Thursday, July 26, 2007

Cherry's ripe for '24'


The next Maggie Thatcher...or Mrs. Bill Clinton?

'24' was undeniably a letdown last season. The story was uninvolving, the format tired and the casting unmemorable. And as nice as it was to have evil VP Powers Boothe on board, junior G-man Ricky Schroeder made it a net loss. Even Chloe was zero fun this time around.

Then there was the undercurrent of liberalism that reversed several seasons of the Red State mindset that had made the show so popular.

All this coming off what many consider the show's best season since the first. I did, and for once not because of Jack. It was the ultimate dysfunctional first family -- the Logans, played with understated energy and wild abandon by Gregory Itzin and Jean Smart respectively -- that had me tuning in to the last tick of the clock.

It would have been tough to top that killer tag team, but the show didn't even try -- instead putting Wayne "Weenie" Palmer in the Oval Office and not even having the common decency to keep him dead after an assassination attempt.

One casting confirmation for next season came out earlier this week, suggesting we might have something worth watching again.

Cherry Jones has signed to play the first female President in U.S. (and Jack Bauer's) history. It's a clear nod to the possibility of Hillary as... as... I can't even bring myself to say it.

Not sure which direction the show will take her politically, but it's an intriguing development. I've only seen Jones in M. Night Shyamalan's films, but she was memorable in both.

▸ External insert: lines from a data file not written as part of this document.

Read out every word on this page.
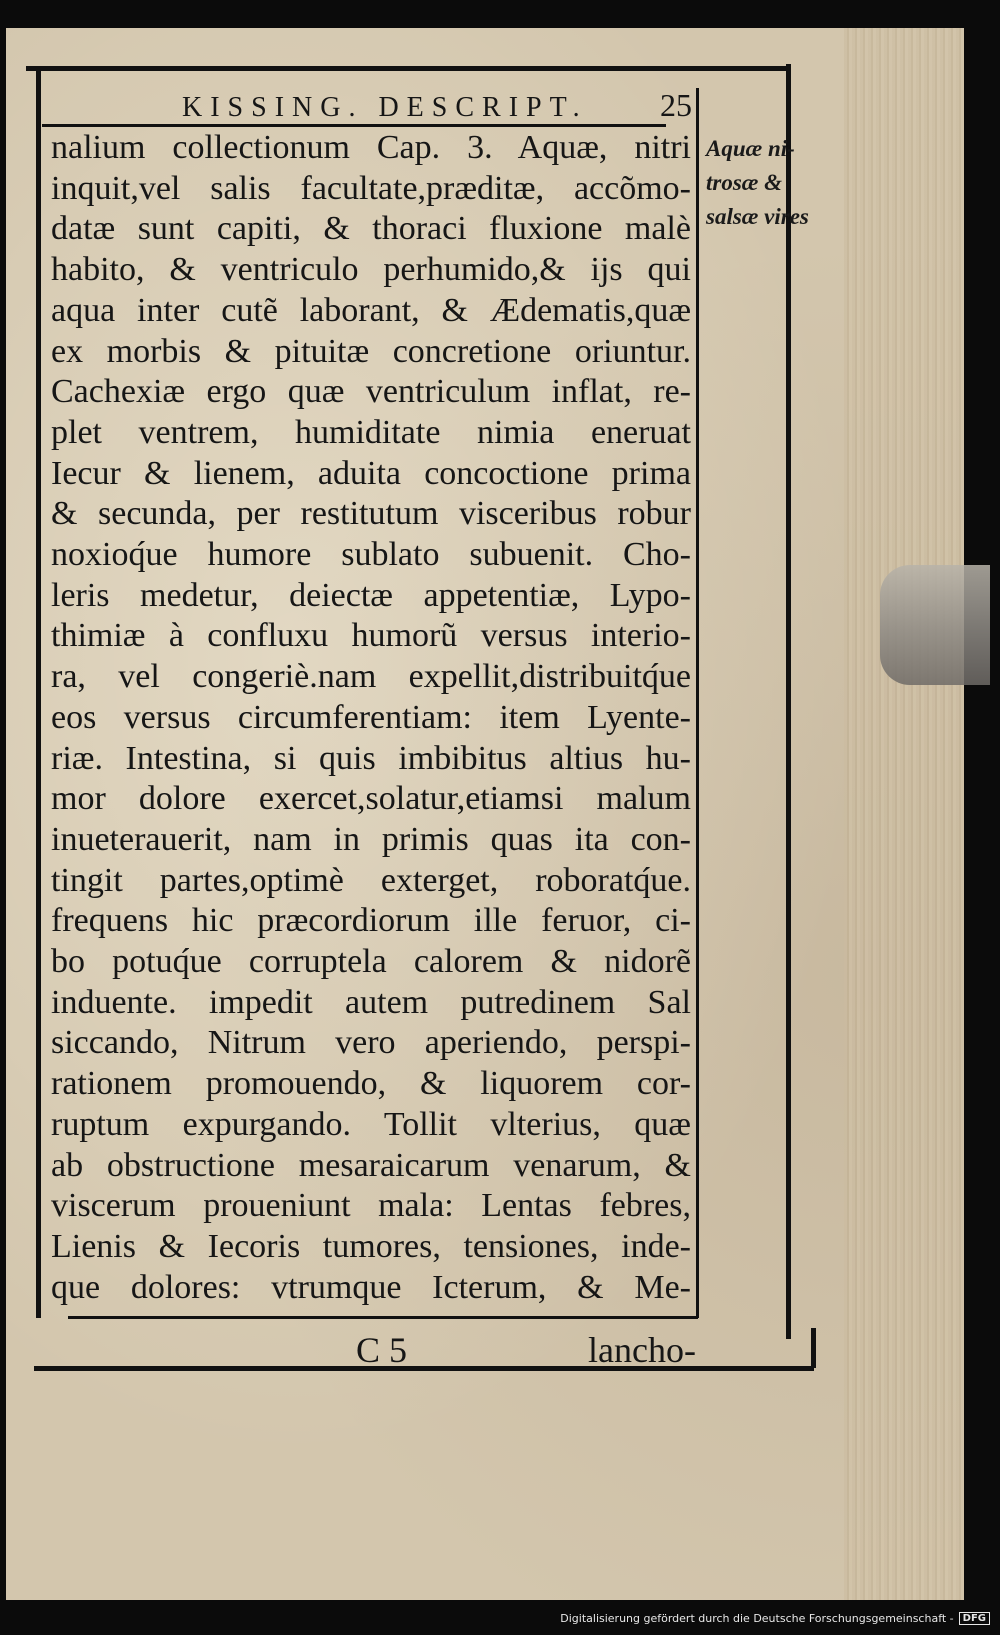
KISSING. DESCRIPT. 25
nalium collectionum Cap. 3. Aquæ, nitri
inquit,vel salis facultate,præditæ, accõmo-
datæ sunt capiti, & thoraci fluxione malè
habito, & ventriculo perhumido,& ijs qui
aqua inter cutẽ laborant, & Ædematis,quæ
ex morbis & pituitæ concretione oriuntur.
Cachexiæ ergo quæ ventriculum inflat, re-
plet ventrem, humiditate nimia eneruat
Iecur & lienem, aduita concoctione prima
& secunda, per restitutum visceribus robur
noxioq́ue humore sublato subuenit. Cho-
leris medetur, deiectæ appetentiæ, Lypo-
thimiæ à confluxu humorũ versus interio-
ra, vel congeriè.nam expellit,distribuitq́ue
eos versus circumferentiam: item Lyente-
riæ. Intestina, si quis imbibitus altius hu-
mor dolore exercet,solatur,etiamsi malum
inueterauerit, nam in primis quas ita con-
tingit partes,optimè exterget, roboratq́ue.
frequens hic præcordiorum ille feruor, ci-
bo potuq́ue corruptela calorem & nidorẽ
induente. impedit autem putredinem Sal
siccando, Nitrum vero aperiendo, perspi-
rationem promouendo, & liquorem cor-
ruptum expurgando. Tollit vlterius, quæ
ab obstructione mesaraicarum venarum, &
viscerum proueniunt mala: Lentas febres,
Lienis & Iecoris tumores, tensiones, inde-
que dolores: vtrumque Icterum, & Me-
Aquæ ni-
trosæ &
salsæ vires
C 5	lancho-
Digitalisierung gefördert durch die Deutsche Forschungsgemeinschaft - DFG
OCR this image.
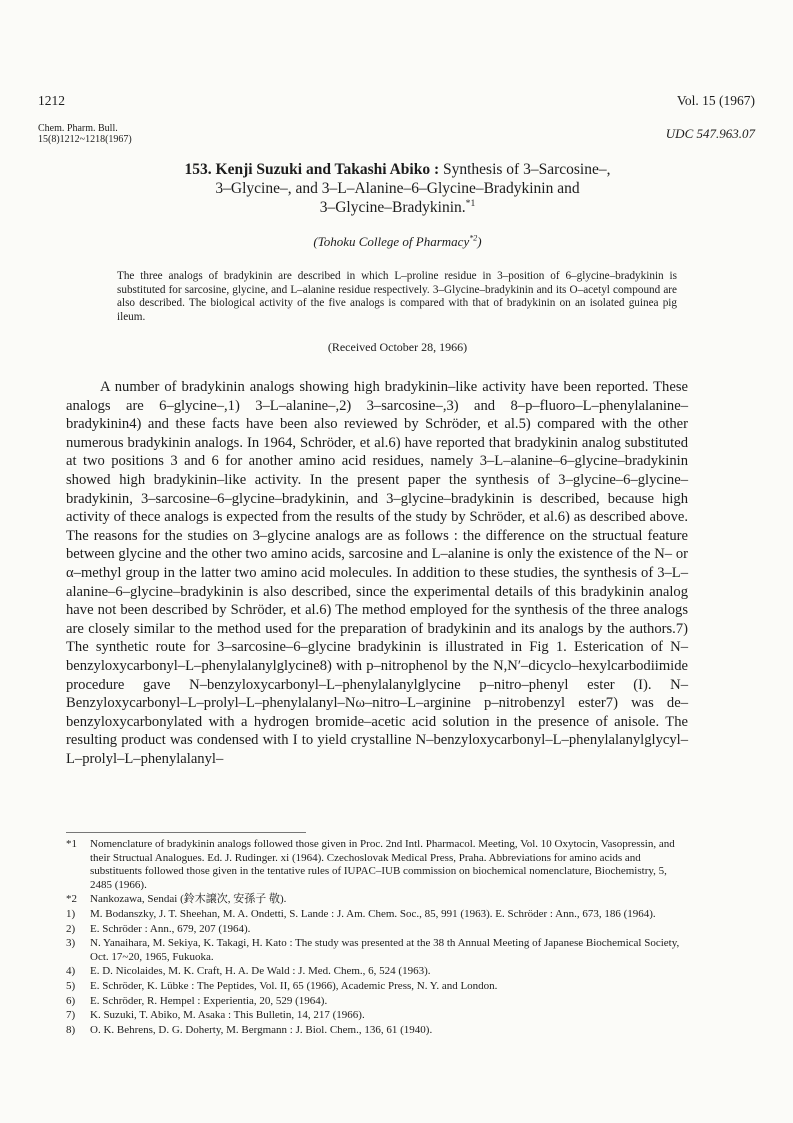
1212	Vol. 15 (1967)
Chem. Pharm. Bull.
15(8)1212~1218(1967)	UDC 547.963.07
153. Kenji Suzuki and Takashi Abiko : Synthesis of 3–Sarcosine–,
3–Glycine–, and 3–L–Alanine–6–Glycine–Bradykinin and
3–Glycine–Bradykinin.$^{*1}$
(Tohoku College of Pharmacy$^{*2}$)
The three analogs of bradykinin are described in which L–proline residue in 3–position of 6–glycine–bradykinin is substituted for sarcosine, glycine, and L–alanine residue respectively. 3–Glycine–bradykinin and its O–acetyl compound are also described. The biological activity of the five analogs is compared with that of bradykinin on an isolated guinea pig ileum.
(Received October 28, 1966)

A number of bradykinin analogs showing high bradykinin–like activity have been reported. These analogs are 6–glycine–,1) 3–L–alanine–,2) 3–sarcosine–,3) and 8–p–fluoro–L–phenylalanine–bradykinin4) and these facts have been also reviewed by Schröder, et al.5) compared with the other numerous bradykinin analogs. In 1964, Schröder, et al.6) have reported that bradykinin analog substituted at two positions 3 and 6 for another amino acid residues, namely 3–L–alanine–6–glycine–bradykinin showed high bradykinin–like activity. In the present paper the synthesis of 3–glycine–6–glycine–bradykinin, 3–sarcosine–6–glycine–bradykinin, and 3–glycine–bradykinin is described, because high activity of thece analogs is expected from the results of the study by Schröder, et al.6) as described above. The reasons for the studies on 3–glycine analogs are as follows : the difference on the structual feature between glycine and the other two amino acids, sarcosine and L–alanine is only the existence of the N– or α–methyl group in the latter two amino acid molecules. In addition to these studies, the synthesis of 3–L–alanine–6–glycine–bradykinin is also described, since the experimental details of this bradykinin analog have not been described by Schröder, et al.6) The method employed for the synthesis of the three analogs are closely similar to the method used for the preparation of bradykinin and its analogs by the authors.7) The synthetic route for 3–sarcosine–6–glycine bradykinin is illustrated in Fig 1. Esterication of N–benzyloxycarbonyl–L–phenylalanylglycine8) with p–nitrophenol by the N,N′–dicyclo–hexylcarbodiimide procedure gave N–benzyloxycarbonyl–L–phenylalanylglycine p–nitro–phenyl ester (I). N–Benzyloxycarbonyl–L–prolyl–L–phenylalanyl–Nω–nitro–L–arginine p–nitrobenzyl ester7) was de–benzyloxycarbonylated with a hydrogen bromide–acetic acid solution in the presence of anisole. The resulting product was condensed with I to yield crystalline N–benzyloxycarbonyl–L–phenylalanylglycyl–L–prolyl–L–phenylalanyl–

*1	Nomenclature of bradykinin analogs followed those given in Proc. 2nd Intl. Pharmacol. Meeting, Vol. 10 Oxytocin, Vasopressin, and their Structual Analogues. Ed. J. Rudinger. xi (1964). Czechoslovak Medical Press, Praha. Abbreviations for amino acids and substituents followed those given in the tentative rules of IUPAC–IUB commission on biochemical nomenclature, Biochemistry, 5, 2485 (1966).
*2	Nankozawa, Sendai (鈴木譲次, 安孫子 敬).
1)	M. Bodanszky, J. T. Sheehan, M. A. Ondetti, S. Lande : J. Am. Chem. Soc., 85, 991 (1963). E. Schröder : Ann., 673, 186 (1964).
2)	E. Schröder : Ann., 679, 207 (1964).
3)	N. Yanaihara, M. Sekiya, K. Takagi, H. Kato : The study was presented at the 38 th Annual Meeting of Japanese Biochemical Society, Oct. 17~20, 1965, Fukuoka.
4)	E. D. Nicolaides, M. K. Craft, H. A. De Wald : J. Med. Chem., 6, 524 (1963).
5)	E. Schröder, K. Lübke : The Peptides, Vol. II, 65 (1966), Academic Press, N. Y. and London.
6)	E. Schröder, R. Hempel : Experientia, 20, 529 (1964).
7)	K. Suzuki, T. Abiko, M. Asaka : This Bulletin, 14, 217 (1966).
8)	O. K. Behrens, D. G. Doherty, M. Bergmann : J. Biol. Chem., 136, 61 (1940).
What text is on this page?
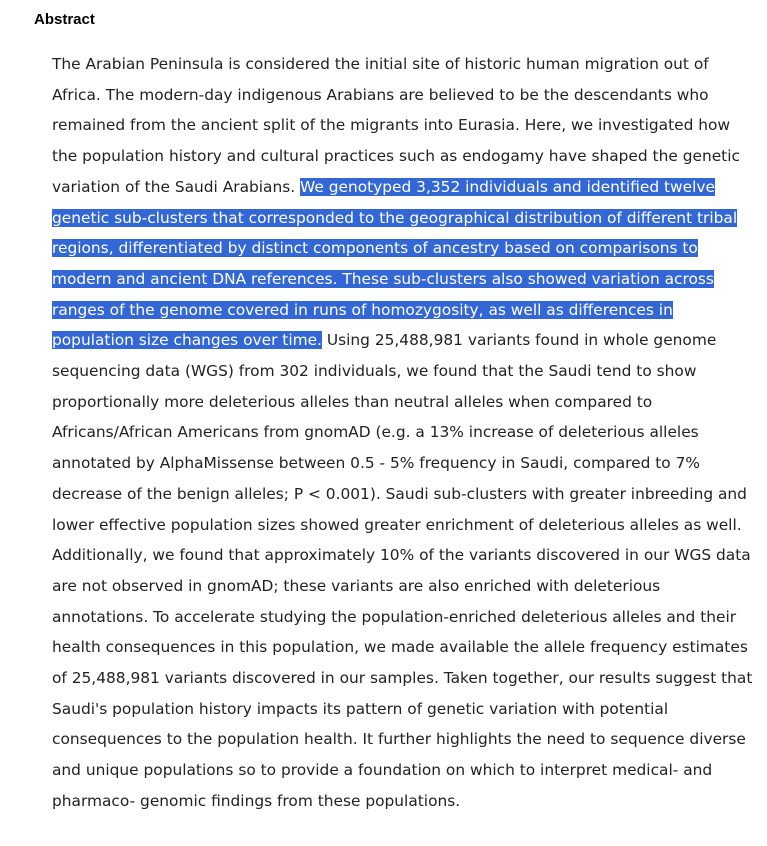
Abstract

The Arabian Peninsula is considered the initial site of historic human migration out of Africa. The modern-day indigenous Arabians are believed to be the descendants who remained from the ancient split of the migrants into Eurasia. Here, we investigated how the population history and cultural practices such as endogamy have shaped the genetic variation of the Saudi Arabians. We genotyped 3,352 individuals and identified twelve genetic sub-clusters that corresponded to the geographical distribution of different tribal regions, differentiated by distinct components of ancestry based on comparisons to modern and ancient DNA references. These sub-clusters also showed variation across ranges of the genome covered in runs of homozygosity, as well as differences in population size changes over time. Using 25,488,981 variants found in whole genome sequencing data (WGS) from 302 individuals, we found that the Saudi tend to show proportionally more deleterious alleles than neutral alleles when compared to Africans/African Americans from gnomAD (e.g. a 13% increase of deleterious alleles annotated by AlphaMissense between 0.5 - 5% frequency in Saudi, compared to 7% decrease of the benign alleles; P < 0.001). Saudi sub-clusters with greater inbreeding and lower effective population sizes showed greater enrichment of deleterious alleles as well. Additionally, we found that approximately 10% of the variants discovered in our WGS data are not observed in gnomAD; these variants are also enriched with deleterious annotations. To accelerate studying the population-enriched deleterious alleles and their health consequences in this population, we made available the allele frequency estimates of 25,488,981 variants discovered in our samples. Taken together, our results suggest that Saudi's population history impacts its pattern of genetic variation with potential consequences to the population health. It further highlights the need to sequence diverse and unique populations so to provide a foundation on which to interpret medical- and pharmaco- genomic findings from these populations.
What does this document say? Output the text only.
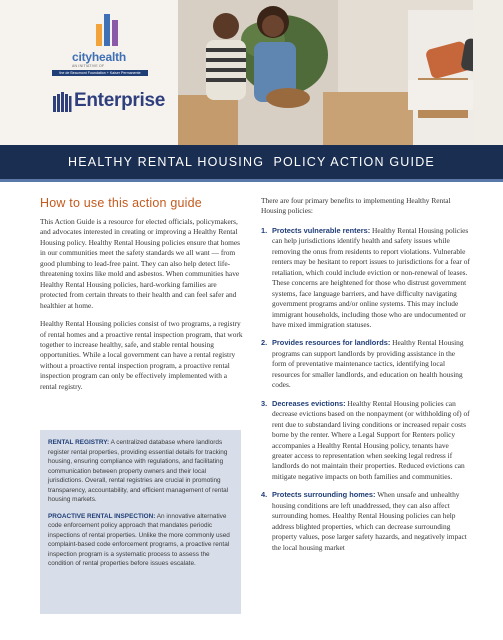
cityhealth
AN INITIATIVE OF
the de Beaumont Foundation + Kaiser Permanente
Enterprise
HEALTHY RENTAL HOUSING  POLICY ACTION GUIDE
How to use this action guide

This Action Guide is a resource for elected officials, policymakers, and advocates interested in creating or improving a Healthy Rental Housing policy. Healthy Rental Housing policies ensure that homes in our communities meet the safety standards we all want — from good plumbing to lead-free paint. They can also help detect life-threatening toxins like mold and asbestos. When communities have Healthy Rental Housing policies, hard-working families are protected from certain threats to their health and can feel safer and healthier at home.

Healthy Rental Housing policies consist of two programs, a registry of rental homes and a proactive rental inspection program, that work together to increase healthy, safe, and stable rental housing opportunities. While a local government can have a rental registry without a proactive rental inspection program, a proactive rental inspection program can only be effectively implemented with a rental registry.

RENTAL REGISTRY: A centralized database where landlords register rental properties, providing essential details for tracking housing, ensuring compliance with regulations, and facilitating communication between property owners and their local jurisdictions. Overall, rental registries are crucial in promoting transparency, accountability, and efficient management of rental housing markets.

PROACTIVE RENTAL INSPECTION: An innovative alternative code enforcement policy approach that mandates periodic inspections of rental properties. Unlike the more commonly used complaint-based code enforcement programs, a proactive rental inspection program is a systematic process to assess the condition of rental properties before issues escalate.

There are four primary benefits to implementing Healthy Rental Housing policies:

1. Protects vulnerable renters: Healthy Rental Housing policies can help jurisdictions identify health and safety issues while removing the onus from residents to report violations. Vulnerable renters may be hesitant to report issues to jurisdictions for a fear of retaliation, which could include eviction or non-renewal of leases. These concerns are heightened for those who distrust government systems, face language barriers, and have difficulty navigating government programs and/or online systems. This may include immigrant households, including those who are undocumented or have mixed immigration statuses.
2. Provides resources for landlords: Healthy Rental Housing programs can support landlords by providing assistance in the form of preventative maintenance tactics, identifying local resources for smaller landlords, and education on health housing codes.
3. Decreases evictions: Healthy Rental Housing policies can decrease evictions based on the nonpayment (or withholding of) of rent due to substandard living conditions or increased repair costs borne by the renter. Where a Legal Support for Renters policy accompanies a Healthy Rental Housing policy, tenants have greater access to representation when seeking legal redress if landlords do not maintain their properties. Reduced evictions can mitigate negative impacts on both families and communities.
4. Protects surrounding homes: When unsafe and unhealthy housing conditions are left unaddressed, they can also affect surrounding homes. Healthy Rental Housing policies can help address blighted properties, which can decrease surrounding property values, pose larger safety hazards, and negatively impact the local housing market
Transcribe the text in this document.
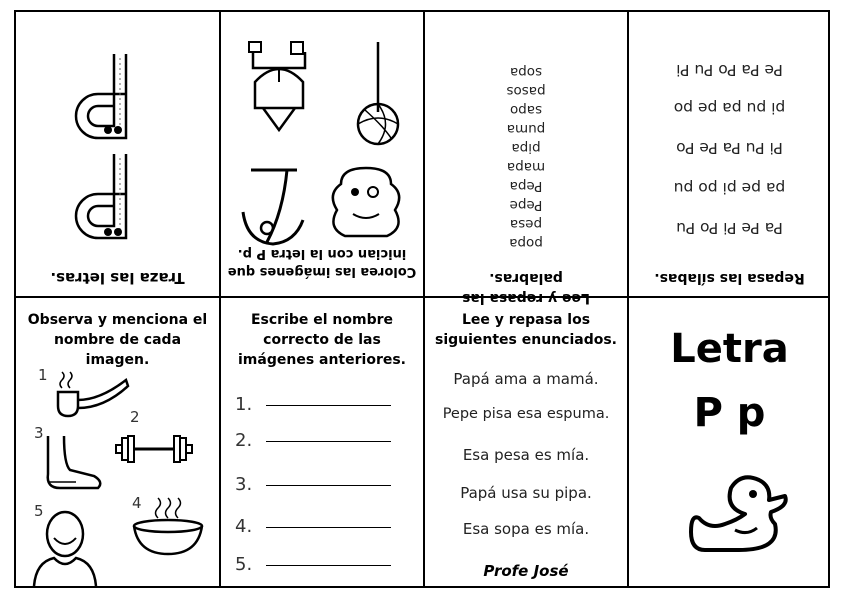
Traza las letras.	Colorea las imágenes que
inician con la letra P p.
Lee y repasa las palabras.
popa
pesa
Pepe
Pepa
mapa
pipa
puma
sapo
pasos
sopa
Repasa las sílabas.
Pa Pe Pi Po Pu
pa pe pi po pu
Pi Pu Pa Pe Po
pi pu pa pe po
Pe Pa Po Pu Pi
Observa y menciona el nombre de cada imagen.
1
2
3
4
5
Escribe el nombre correcto de las imágenes anteriores.
1.
2.
3.
4.
5.
Lee y repasa los siguientes enunciados.
Papá ama a mamá.
Pepe pisa esa espuma.
Esa pesa es mía.
Papá usa su pipa.
Esa sopa es mía.
Profe José
Letra
P p
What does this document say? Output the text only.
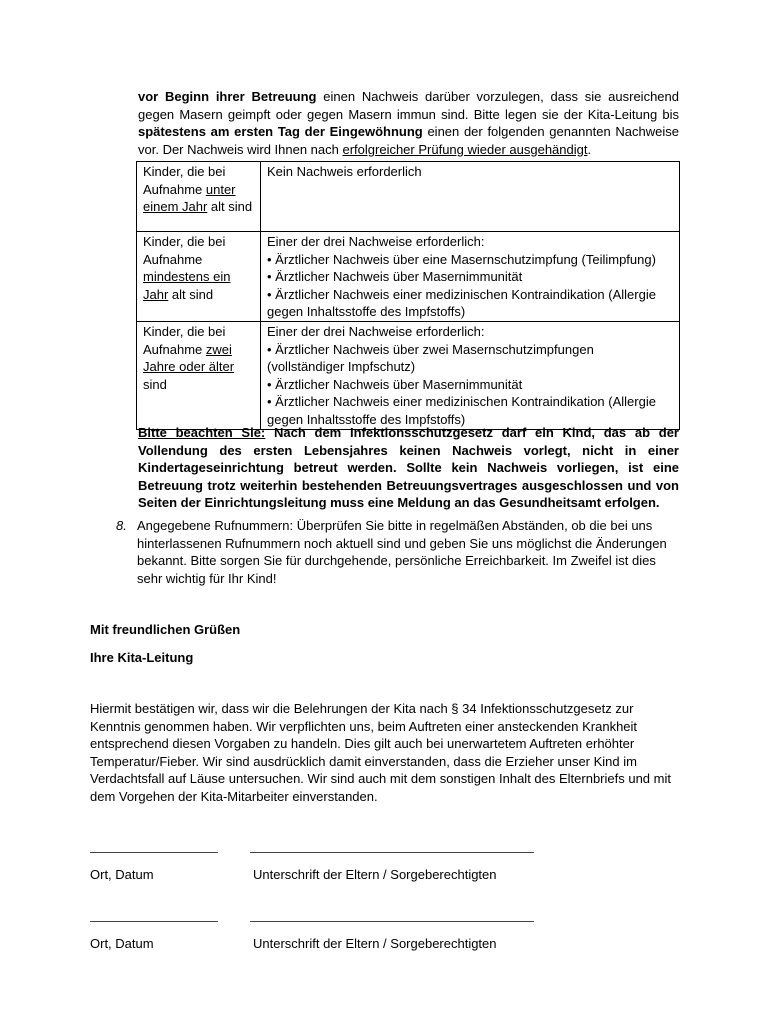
vor Beginn ihrer Betreuung einen Nachweis darüber vorzulegen, dass sie ausreichend gegen Masern geimpft oder gegen Masern immun sind. Bitte legen sie der Kita-Leitung bis spätestens am ersten Tag der Eingewöhnung einen der folgenden genannten Nachweise vor. Der Nachweis wird Ihnen nach erfolgreicher Prüfung wieder ausgehändigt.
Kinder, die bei Aufnahme unter einem Jahr alt sind	Kein Nachweis erforderlich
Kinder, die bei Aufnahme mindestens ein Jahr alt sind	Einer der drei Nachweise erforderlich:
• Ärztlicher Nachweis über eine Masernschutzimpfung (Teilimpfung)
• Ärztlicher Nachweis über Masernimmunität
• Ärztlicher Nachweis einer medizinischen Kontraindikation (Allergie gegen Inhaltsstoffe des Impfstoffs)

Kinder, die bei Aufnahme zwei Jahre oder älter sind	Einer der drei Nachweise erforderlich:
• Ärztlicher Nachweis über zwei Masernschutzimpfungen (vollständiger Impfschutz)
• Ärztlicher Nachweis über Masernimmunität
• Ärztlicher Nachweis einer medizinischen Kontraindikation (Allergie gegen Inhaltsstoffe des Impfstoffs)
Bitte beachten Sie: Nach dem Infektionsschutzgesetz darf ein Kind, das ab der Vollendung des ersten Lebensjahres keinen Nachweis vorlegt, nicht in einer Kindertageseinrichtung betreut werden. Sollte kein Nachweis vorliegen, ist eine Betreuung trotz weiterhin bestehenden Betreuungsvertrages ausgeschlossen und von Seiten der Einrichtungsleitung muss eine Meldung an das Gesundheitsamt erfolgen.
8. Angegebene Rufnummern: Überprüfen Sie bitte in regelmäßen Abständen, ob die bei uns hinterlassenen Rufnummern noch aktuell sind und geben Sie uns möglichst die Änderungen bekannt. Bitte sorgen Sie für durchgehende, persönliche Erreichbarkeit. Im Zweifel ist dies sehr wichtig für Ihr Kind!
Mit freundlichen Grüßen
Ihre Kita-Leitung
Hiermit bestätigen wir, dass wir die Belehrungen der Kita nach § 34 Infektionsschutzgesetz zur Kenntnis genommen haben. Wir verpflichten uns, beim Auftreten einer ansteckenden Krankheit entsprechend diesen Vorgaben zu handeln. Dies gilt auch bei unerwartetem Auftreten erhöhter Temperatur/Fieber. Wir sind ausdrücklich damit einverstanden, dass die Erzieher unser Kind im Verdachtsfall auf Läuse untersuchen. Wir sind auch mit dem sonstigen Inhalt des Elternbriefs und mit dem Vorgehen der Kita-Mitarbeiter einverstanden.
Ort, Datum	Unterschrift der Eltern / Sorgeberechtigten
Ort, Datum	Unterschrift der Eltern / Sorgeberechtigten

She could make either a fine, competent and convincing Lady Commander-in-Chief or a believable facsimile of what Hillary would be. And either one could be fun.

The article also addresses the murky politics of the creators.

"In a February article in The New Yorker magazine, [executive producer Joel] Surnow described himself as a rare conservative in Hollywood. But show producers say they hold a variety of political viewpoints and deny '24' takes a solely conservative approach, the magazine reported."